WASHINGTON, DC-- The global financial crisis is fundamentally reordering U.S. domestic politics, with wide-ranging foreign policy implications. For starters, the crisis will likely increase pressure for the United States to withdraw from Iraq, for two different reasons. First, the government will be far deeper in debt next year than almost anyone imagined a year ago, creating a political environment in which spending billions a month in Iraq is increasingly untenable. Second, the financial crisis helped touch off this fall's Democratic landslide, producing a White House and Congress more committed to withdrawal from Iraq than their predecessors. In both direct and indirect ways, therefore, the economic environment is making a speedy drawdown of U.S. troops more likely.
The financial crisis has also forced President-elect Barack Obama to temper an earlier pledge to increase U.S. foreign development aid. For much of the presidential campaign, this seemed like a signature element of his proposed foreign policy strategy, an effort to recast the Bush administration's freedom agenda as an agenda for economic dignity and justice. Such an effort would have fit well within the modern American liberal foreign policy tradition, which has historically seen government-led anti-poverty efforts as essential to stabilizing and promoting democracy, from Harry Truman's Marshall Plan to John F. Kennedy's Alliance for Progress. Given the strong interest in such efforts among European leaders like British Prime Minister Gordon Brown and French President Nicholas Sarkozy (and particularly his foreign minister, Bernard Kouchner), development aid might have become one of the defining foreign policy issues of the coming years, and an important new element of the struggle against jihadist terrorism. But right now, at least, it looks like a potential casualty of the financial crisis.
"The crisis may produce even greater skepticism toward globalization, which manifests itself in growing protectionism and anti-immigrant sentiment."
The financial crisis may also complicate another Obama desire: to improve America's reputation abroad. Polling already suggests that many around the world blame the United States for the global economic crisis, which has further intensified international hostility to U.S.-style unfettered capitalism. In the long run, perhaps, the trend toward more regulation by Washington-and an economic model that looks more like the one that existed in the United States in the middle of the twentieth century-will actually improve America's reputation. But in the short term, Obama's efforts to alleviate anti-Americanism may be undermined as the financial crisis offers the world yet another reason to resent U.S. influence.

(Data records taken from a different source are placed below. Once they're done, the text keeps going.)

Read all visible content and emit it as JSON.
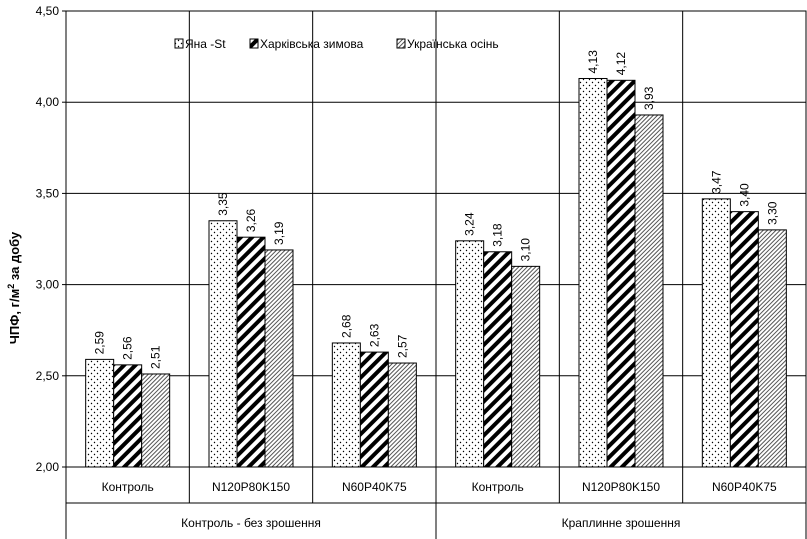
{
  "chart_data": {
    "type": "bar",
    "ylabel_main": "ЧПФ, г/м",
    "ylabel_sup": "2",
    "ylabel_tail": " за добу",
    "ylim": [
      2.0,
      4.5
    ],
    "yticks": [
      "2,00",
      "2,50",
      "3,00",
      "3,50",
      "4,00",
      "4,50"
    ],
    "grid": true,
    "legend_position": "top-left",
    "categories": [
      "Контроль",
      "N120P80K150",
      "N60P40K75",
      "Контроль",
      "N120P80K150",
      "N60P40K75"
    ],
    "groups": [
      {
        "label": "Контроль - без зрошення",
        "span": 3
      },
      {
        "label": "Краплинне зрошення",
        "span": 3
      }
    ],
    "series": [
      {
        "name": "Яна -St",
        "pattern": "dots",
        "values": [
          2.59,
          3.35,
          2.68,
          3.24,
          4.13,
          3.47
        ],
        "labels": [
          "2,59",
          "3,35",
          "2,68",
          "3,24",
          "4,13",
          "3,47"
        ]
      },
      {
        "name": "Харківська зимова",
        "pattern": "bold-diagonal",
        "values": [
          2.56,
          3.26,
          2.63,
          3.18,
          4.12,
          3.4
        ],
        "labels": [
          "2,56",
          "3,26",
          "2,63",
          "3,18",
          "4,12",
          "3,40"
        ]
      },
      {
        "name": "Українська осінь",
        "pattern": "fine-diagonal",
        "values": [
          2.51,
          3.19,
          2.57,
          3.1,
          3.93,
          3.3
        ],
        "labels": [
          "2,51",
          "3,19",
          "2,57",
          "3,10",
          "3,93",
          "3,30"
        ]
      }
    ]
  }
}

Finally, if the financial crisis is shaping the way the world sees America, it may also shape the way Americans see the world. For many foreign policy and economic elites, the crisis has shown that in a globalized economy, preventing financial contagion requires greater economic coordination between nations, and perhaps even global financial rules enforced by stronger international institutions. Average Americans, however, may learn the opposite lesson. The crisis may produce even greater skepticism toward globalization, which manifests itself in growing trade protectionism and anti-immigrant sentiment. There may be an interesting parallel to the 1930s, when isolationism and protectionism grew among the general public, but elites also began to recognize the importance of international economic coordination. This recognition eventually led to the creation of the International Monetary Fund, the World Bank, and the General Agreement on Tariffs and Trade, but only after a world war. Perhaps this time as well, a financial crisis will ultimately produce farsighted U.S. foreign policy. But for the time being, it seems likely to make U.S. foreign policy considerably more difficult during what was already an extremely difficult time.